Two-dimensional MoSeO/BP heterostructure for superior Z-scheme photocatalytic water splitting

The photocatalytic efficiency of traditional photocatalysts is usually frustrated by the easy recombination of photogenerated carriers and the lack of good compatibility between strong redox capacity and light response range. Two-dimensional (2D) Z-scheme heterostructures photocatalysts can solve these problems well. Based on first principles, the photocatalytic properties of 2D MoSeO/Boron phosphide (BP) heterostructures are systematically investigated. The results show that O-Mo-Se/BP heterostructure (with Se atoms close to BP layer) is a traditional type-II heterostructure, which lacks the redox capacity for photocatalytic water decomposition. However, Se-Mo-O/BP heterostructure (with O atoms close to BP layer) is a Z-scheme heterostructure, the builtin electric field can effectively separate the photogenerated carriers with higher redox ability. Meanwhile, the band edge positions with higher redox capacity straddle the water redox potentials for water splitting.
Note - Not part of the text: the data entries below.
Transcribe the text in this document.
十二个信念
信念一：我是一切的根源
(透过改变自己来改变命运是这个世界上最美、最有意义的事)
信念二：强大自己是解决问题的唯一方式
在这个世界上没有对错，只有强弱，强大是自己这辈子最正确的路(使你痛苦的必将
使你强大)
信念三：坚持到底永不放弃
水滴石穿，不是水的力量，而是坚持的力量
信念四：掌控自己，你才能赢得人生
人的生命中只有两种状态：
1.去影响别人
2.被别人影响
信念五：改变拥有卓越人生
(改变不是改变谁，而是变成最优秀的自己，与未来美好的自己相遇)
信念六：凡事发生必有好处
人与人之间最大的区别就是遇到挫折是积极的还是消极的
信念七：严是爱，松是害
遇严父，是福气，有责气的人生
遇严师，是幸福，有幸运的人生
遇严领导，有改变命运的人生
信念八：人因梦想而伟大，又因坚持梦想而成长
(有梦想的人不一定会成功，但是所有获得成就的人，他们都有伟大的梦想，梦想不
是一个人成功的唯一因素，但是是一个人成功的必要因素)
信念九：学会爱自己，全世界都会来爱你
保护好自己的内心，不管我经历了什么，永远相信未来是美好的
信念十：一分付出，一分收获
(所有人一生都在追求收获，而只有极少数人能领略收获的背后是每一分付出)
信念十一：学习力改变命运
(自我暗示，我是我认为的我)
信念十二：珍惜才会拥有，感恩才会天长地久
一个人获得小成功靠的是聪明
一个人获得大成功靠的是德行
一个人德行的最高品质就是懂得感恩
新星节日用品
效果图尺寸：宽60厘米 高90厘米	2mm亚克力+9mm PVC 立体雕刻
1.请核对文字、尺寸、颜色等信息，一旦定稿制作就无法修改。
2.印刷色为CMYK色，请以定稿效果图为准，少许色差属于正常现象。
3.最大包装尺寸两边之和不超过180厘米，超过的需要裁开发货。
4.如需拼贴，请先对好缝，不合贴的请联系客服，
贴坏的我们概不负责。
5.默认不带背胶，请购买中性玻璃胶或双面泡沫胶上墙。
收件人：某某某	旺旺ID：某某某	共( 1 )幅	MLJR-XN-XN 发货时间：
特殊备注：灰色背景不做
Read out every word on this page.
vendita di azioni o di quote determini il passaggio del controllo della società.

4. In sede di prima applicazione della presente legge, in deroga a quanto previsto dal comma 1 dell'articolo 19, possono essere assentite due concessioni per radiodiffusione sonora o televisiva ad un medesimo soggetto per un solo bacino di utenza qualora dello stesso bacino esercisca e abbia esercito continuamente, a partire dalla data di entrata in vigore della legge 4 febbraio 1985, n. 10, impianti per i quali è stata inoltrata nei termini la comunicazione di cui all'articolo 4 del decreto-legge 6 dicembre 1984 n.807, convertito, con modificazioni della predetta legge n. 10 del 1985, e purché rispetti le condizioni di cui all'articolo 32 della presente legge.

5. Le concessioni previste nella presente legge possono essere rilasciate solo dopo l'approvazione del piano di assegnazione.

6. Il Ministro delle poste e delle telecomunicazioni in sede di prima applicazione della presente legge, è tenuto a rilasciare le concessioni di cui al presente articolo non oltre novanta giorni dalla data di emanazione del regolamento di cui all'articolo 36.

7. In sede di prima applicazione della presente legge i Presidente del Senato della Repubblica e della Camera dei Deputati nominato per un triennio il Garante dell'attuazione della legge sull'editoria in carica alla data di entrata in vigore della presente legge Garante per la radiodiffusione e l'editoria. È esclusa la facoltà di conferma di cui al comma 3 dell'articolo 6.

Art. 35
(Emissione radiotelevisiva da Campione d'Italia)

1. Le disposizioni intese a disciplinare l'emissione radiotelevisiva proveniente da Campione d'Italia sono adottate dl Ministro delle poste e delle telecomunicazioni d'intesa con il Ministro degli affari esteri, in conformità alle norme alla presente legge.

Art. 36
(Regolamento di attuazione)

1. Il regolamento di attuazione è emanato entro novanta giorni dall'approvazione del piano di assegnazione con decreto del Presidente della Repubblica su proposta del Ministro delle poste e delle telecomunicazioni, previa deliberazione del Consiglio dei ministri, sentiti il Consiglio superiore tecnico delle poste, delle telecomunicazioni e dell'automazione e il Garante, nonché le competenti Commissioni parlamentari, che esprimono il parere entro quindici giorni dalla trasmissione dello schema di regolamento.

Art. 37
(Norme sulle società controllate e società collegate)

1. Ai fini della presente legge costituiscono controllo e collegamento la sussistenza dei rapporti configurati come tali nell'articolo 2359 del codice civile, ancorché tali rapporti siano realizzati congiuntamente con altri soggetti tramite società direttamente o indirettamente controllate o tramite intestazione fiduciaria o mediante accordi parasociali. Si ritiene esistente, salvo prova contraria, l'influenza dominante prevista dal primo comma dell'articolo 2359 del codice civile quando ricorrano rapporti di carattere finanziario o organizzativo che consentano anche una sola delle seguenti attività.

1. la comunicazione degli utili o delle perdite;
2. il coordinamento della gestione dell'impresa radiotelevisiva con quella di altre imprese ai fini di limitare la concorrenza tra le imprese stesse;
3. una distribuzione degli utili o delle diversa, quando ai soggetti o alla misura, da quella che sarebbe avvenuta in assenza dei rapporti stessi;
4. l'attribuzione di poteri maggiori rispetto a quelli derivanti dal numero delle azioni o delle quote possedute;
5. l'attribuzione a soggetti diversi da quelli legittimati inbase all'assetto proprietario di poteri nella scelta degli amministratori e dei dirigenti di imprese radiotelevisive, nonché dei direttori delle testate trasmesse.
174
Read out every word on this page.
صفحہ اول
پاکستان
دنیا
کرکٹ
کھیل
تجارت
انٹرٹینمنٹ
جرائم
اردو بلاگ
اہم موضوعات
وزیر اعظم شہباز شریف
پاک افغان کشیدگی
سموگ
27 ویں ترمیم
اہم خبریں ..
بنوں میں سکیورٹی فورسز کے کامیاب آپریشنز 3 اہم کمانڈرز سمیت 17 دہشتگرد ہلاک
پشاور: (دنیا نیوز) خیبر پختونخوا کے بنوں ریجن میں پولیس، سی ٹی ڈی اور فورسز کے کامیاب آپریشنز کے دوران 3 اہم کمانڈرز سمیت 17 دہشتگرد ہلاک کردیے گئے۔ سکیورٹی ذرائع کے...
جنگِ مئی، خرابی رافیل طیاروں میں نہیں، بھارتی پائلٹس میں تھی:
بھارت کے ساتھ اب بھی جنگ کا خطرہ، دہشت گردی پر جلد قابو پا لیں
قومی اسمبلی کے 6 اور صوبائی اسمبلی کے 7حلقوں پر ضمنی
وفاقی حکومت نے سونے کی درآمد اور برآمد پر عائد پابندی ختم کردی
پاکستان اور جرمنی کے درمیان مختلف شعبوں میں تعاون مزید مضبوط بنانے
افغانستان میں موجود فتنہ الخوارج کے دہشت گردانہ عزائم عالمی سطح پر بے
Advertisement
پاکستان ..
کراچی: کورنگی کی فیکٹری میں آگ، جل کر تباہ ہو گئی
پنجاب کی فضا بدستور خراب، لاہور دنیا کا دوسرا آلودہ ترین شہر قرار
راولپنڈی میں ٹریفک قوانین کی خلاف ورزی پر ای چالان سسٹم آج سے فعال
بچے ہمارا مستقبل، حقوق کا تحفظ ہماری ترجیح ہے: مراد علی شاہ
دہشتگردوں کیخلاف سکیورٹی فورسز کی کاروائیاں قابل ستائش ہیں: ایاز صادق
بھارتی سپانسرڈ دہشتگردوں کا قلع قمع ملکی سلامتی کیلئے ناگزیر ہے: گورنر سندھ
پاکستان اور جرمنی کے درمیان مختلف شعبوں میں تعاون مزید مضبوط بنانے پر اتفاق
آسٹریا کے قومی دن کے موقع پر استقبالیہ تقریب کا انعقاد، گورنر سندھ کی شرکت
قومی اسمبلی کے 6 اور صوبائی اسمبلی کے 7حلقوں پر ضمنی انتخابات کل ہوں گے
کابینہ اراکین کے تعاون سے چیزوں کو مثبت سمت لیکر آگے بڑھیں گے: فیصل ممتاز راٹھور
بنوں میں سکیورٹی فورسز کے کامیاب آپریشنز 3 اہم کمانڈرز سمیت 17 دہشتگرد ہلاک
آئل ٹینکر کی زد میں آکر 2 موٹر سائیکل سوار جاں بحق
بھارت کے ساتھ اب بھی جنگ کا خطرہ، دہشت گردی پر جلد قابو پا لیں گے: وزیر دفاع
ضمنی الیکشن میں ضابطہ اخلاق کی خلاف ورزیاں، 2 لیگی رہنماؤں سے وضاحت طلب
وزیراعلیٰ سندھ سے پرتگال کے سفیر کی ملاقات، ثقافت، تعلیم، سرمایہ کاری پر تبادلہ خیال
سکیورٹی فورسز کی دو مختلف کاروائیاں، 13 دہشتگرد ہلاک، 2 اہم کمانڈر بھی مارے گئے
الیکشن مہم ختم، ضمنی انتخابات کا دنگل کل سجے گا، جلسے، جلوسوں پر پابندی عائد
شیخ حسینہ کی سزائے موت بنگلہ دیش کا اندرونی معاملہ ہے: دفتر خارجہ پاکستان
Optical absorption shows that the heterostructure has a good light absorption capacity in UV-visible region. The power conversion efficiency (PCE) for this heterostructure is 15.9 %, which can be further improved to 18.7 % under external electric field. These results indicate that Se-Mo-O/BP heterostructure is a compelling direct Z-scheme candidate for photocatalytic water splitting.